Elderly and disabled people can face potential dangers even in well-run nursing homes and other long-term care facilities. Aside from accidents that involve slips and falls, they may receive the wrong medication or even be attacked or harmed by fellow residents. Of course, poorly-run or understaffed facilities have been found guilty of neglect and abuse -- sometimes resulting in death.
It's often difficult for victims and family members who seek to take legal action against the facility. Many contracts that people sign when entering or placing a loved one in these facilities include arbitration clauses that prohibit victims from taking them to court.
That's going to change next month. The Centers for Medicare and Medicaid Services has issued a new rule that will forbid mandatory arbitration clauses from being included in nursing home contracts effective Nov. 28. It's part of a larger policy overhaul that seeks to protect nursing home residents.
The rule won't be retroactive. That means that if you signed a contract prior to that date that requires arbitration, you are bound by that. However, as one consumer rights attorney notes, the new rule represents "a tremendous advance in helping ensure effective protections for nursing home residents."
These facilities have cited the high costs of going to court as a key reason for these clauses. Needless to say, they're not happy about the policy. The head of the American Health Care Association said that the ban on mandatory arbitration "clearly exceeds CMS's statutory authority and is wholly unnecessary to protect residents' health and safety."

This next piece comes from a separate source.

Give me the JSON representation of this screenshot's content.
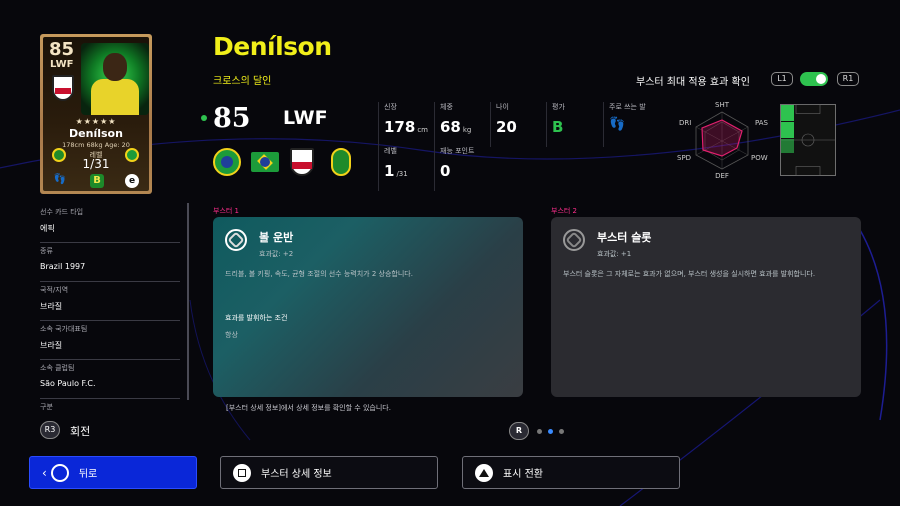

However, those in favor of the new policy argue that it helps protect people who are often signing these contracts at one of the most vulnerable points in their lives. Too often, they don't realize they're giving up their right to take the appropriate legal action to hold facilities and employees responsible for their actions and negligence that result in harm or worse.
Of course, victims and family members may still prefer to settle a matter involving injury, abuse or neglect via arbitration. A Maryland attorney can provide advice and guidance. Each state also has a long-term care ombudsman who can assist with such issues.
Even with the new rule, it's essential to read any long-term care contract carefully and perhaps have your attorney review it before you sign it. That can help save you from unpleasant and costly surprises later.